The study looked at six patients over the age of 55. Those findings allowed the researchers to modify and existing multi-site $12 million study funded by the Patients-Centered Outcomes Research Institute to include this new treatment method, as well as another by the National Institutes of Health that will start enrolling patients in September.

“For patients, this is a potential game-changer,” said Dr. William C. Becker, associate professor in internal medicine at Yale School of Medicine. “For patients on long-term opioids, the fear of withdrawal symptoms is hugely daunting and often prevents them from making needed changes.”
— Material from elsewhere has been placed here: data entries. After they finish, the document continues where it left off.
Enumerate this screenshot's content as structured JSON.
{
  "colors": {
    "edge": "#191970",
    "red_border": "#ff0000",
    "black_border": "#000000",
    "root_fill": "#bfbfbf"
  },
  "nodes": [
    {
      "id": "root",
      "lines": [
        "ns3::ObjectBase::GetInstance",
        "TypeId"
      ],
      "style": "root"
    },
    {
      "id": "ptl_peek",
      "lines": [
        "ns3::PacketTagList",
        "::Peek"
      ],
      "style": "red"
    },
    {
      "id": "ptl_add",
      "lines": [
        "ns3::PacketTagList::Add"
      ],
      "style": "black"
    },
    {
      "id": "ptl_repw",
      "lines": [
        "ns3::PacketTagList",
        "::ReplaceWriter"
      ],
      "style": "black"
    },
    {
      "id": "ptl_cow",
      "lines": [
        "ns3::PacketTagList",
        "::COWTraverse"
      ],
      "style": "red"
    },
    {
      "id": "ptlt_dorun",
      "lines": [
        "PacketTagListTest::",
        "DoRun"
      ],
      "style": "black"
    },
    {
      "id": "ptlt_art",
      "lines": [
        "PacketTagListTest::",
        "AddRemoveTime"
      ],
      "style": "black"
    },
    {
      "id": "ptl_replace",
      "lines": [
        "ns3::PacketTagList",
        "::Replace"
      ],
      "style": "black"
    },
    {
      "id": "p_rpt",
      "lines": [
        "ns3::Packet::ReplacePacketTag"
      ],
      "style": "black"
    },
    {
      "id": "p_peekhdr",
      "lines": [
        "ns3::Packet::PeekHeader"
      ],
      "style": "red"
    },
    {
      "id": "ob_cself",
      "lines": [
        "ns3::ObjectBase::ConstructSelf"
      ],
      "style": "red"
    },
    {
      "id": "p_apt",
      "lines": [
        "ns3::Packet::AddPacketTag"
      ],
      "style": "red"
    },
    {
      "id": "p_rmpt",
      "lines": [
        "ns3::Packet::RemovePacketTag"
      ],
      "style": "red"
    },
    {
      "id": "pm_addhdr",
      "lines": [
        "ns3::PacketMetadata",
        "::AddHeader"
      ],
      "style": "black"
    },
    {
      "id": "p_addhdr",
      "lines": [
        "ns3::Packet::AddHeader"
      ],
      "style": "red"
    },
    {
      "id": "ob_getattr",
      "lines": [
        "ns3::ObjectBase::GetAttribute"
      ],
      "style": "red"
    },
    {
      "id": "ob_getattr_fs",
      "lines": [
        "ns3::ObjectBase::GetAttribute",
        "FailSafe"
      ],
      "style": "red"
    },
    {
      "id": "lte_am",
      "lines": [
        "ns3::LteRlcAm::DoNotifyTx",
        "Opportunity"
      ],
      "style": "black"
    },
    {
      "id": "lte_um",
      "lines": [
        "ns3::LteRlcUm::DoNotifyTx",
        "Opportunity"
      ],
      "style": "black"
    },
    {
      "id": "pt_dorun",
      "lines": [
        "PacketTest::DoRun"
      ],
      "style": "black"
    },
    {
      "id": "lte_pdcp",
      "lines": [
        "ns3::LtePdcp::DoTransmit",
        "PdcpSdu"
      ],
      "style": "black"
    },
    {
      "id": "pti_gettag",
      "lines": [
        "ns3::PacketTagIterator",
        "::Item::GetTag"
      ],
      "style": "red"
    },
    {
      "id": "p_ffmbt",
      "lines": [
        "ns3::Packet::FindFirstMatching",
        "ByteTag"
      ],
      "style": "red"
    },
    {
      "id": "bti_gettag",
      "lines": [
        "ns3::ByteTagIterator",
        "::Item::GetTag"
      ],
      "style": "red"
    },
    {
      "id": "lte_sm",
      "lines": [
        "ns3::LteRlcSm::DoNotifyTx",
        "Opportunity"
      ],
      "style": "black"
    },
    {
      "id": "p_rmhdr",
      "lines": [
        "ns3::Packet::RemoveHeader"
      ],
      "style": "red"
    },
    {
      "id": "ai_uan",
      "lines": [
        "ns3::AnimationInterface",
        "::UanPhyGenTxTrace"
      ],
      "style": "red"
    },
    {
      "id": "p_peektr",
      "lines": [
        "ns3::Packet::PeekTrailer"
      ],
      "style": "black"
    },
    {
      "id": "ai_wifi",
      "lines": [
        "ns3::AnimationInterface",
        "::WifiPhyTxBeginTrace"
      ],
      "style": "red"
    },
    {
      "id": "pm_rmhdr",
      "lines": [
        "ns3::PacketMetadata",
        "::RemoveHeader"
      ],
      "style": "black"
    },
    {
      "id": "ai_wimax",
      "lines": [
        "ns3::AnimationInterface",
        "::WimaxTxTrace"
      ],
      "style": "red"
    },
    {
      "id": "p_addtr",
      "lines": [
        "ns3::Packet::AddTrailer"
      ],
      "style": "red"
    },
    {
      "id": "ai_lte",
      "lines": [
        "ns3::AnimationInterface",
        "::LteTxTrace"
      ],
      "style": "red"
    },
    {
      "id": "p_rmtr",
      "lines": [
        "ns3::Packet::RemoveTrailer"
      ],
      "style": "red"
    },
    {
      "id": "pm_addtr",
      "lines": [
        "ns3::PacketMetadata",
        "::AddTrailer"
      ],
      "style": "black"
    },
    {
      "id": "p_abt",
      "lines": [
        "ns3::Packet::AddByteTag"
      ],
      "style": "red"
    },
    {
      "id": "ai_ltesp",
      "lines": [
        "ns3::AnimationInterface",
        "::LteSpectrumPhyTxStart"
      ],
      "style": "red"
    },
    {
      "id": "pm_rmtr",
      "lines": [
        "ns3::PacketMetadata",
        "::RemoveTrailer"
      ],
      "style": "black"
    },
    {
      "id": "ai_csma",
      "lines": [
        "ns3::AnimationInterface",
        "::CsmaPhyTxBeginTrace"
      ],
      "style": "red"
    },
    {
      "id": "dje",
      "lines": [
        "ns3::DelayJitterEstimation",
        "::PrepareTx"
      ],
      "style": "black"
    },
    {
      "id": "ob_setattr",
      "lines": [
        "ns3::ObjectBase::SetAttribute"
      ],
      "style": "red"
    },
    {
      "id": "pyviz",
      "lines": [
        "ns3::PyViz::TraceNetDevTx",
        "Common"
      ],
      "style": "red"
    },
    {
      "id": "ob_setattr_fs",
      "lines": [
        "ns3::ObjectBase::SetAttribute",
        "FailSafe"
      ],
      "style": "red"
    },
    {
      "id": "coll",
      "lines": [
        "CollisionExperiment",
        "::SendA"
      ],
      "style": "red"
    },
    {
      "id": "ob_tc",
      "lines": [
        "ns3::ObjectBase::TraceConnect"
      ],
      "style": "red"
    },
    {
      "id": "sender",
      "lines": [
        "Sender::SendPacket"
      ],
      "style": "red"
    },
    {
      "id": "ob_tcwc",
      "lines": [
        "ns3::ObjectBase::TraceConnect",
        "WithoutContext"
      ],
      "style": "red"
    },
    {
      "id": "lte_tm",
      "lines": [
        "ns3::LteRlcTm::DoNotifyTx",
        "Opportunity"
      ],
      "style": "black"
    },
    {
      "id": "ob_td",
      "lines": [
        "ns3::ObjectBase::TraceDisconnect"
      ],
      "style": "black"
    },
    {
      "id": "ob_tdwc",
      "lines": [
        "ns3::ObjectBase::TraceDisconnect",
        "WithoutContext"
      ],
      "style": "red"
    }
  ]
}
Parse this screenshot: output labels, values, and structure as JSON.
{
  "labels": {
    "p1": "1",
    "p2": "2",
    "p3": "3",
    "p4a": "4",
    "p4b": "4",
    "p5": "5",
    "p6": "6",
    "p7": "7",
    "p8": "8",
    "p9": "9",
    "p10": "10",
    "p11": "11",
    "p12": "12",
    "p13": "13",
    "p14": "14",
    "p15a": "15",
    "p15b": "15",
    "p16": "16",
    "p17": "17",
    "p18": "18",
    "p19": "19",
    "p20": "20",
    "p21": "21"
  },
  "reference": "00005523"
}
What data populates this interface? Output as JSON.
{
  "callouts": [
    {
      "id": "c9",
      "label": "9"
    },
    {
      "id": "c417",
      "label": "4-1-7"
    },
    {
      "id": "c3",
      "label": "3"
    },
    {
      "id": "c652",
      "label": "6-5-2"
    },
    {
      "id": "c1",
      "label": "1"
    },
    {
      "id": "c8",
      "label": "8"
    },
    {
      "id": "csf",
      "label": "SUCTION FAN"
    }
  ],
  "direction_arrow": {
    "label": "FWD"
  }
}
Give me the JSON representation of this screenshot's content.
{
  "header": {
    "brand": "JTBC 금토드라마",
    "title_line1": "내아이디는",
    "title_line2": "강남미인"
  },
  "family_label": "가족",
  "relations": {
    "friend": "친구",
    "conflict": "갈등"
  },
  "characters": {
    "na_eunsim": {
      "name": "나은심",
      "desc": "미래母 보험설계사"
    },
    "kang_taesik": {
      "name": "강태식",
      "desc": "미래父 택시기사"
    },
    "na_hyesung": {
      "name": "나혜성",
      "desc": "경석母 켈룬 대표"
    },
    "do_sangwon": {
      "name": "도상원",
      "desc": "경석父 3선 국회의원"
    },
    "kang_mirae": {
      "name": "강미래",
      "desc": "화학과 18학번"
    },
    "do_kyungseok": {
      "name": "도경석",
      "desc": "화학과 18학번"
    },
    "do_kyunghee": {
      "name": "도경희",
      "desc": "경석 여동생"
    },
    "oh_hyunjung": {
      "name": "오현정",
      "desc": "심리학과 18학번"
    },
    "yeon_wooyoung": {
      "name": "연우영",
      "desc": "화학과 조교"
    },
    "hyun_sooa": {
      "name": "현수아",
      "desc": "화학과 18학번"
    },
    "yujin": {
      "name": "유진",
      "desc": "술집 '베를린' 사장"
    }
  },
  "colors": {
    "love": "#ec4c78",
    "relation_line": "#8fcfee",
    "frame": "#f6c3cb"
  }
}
The method was first used on a 62-year-old man who was on oxycodone to treat chronic lower back pain from degenerative disk disease. The patient reported being “in a rut,” and despite high doses of the drug, his pain remained intense. The patient also reported that the drug was impairing his mental acuity. However, lowering the dose of the drug resulted in insomnia.

Clinicians decided to overlap his oxycodone therapy with buprenorphine therapy to transition him from one drug to the other. After a month, the patient reported feeling “overall better, clearer.” While his pain intensity didn’t change, his ability to work more productively went up.

Becker said a similar technique is used in treating heroin-addicted patients.

None of the six cases in the study experienced withdrawal symptoms, and almost all saw a reduction in side-effects like sleepiness and grogginess. Some, the study found, also experienced a reduction in pain.

“Buprenorphine is markedly safer and reduces the risk of overdoses,” he said. “Many patients 60 and older on opioids for back pain and other chronic pain issues have been taking them since they were in their 40s. Now they are on super high doses, and if they even think about tapering, they panic. Buprenorphine offers them a way out.”

The report appears in the April 6 edition of the Annals of Internal Medicine.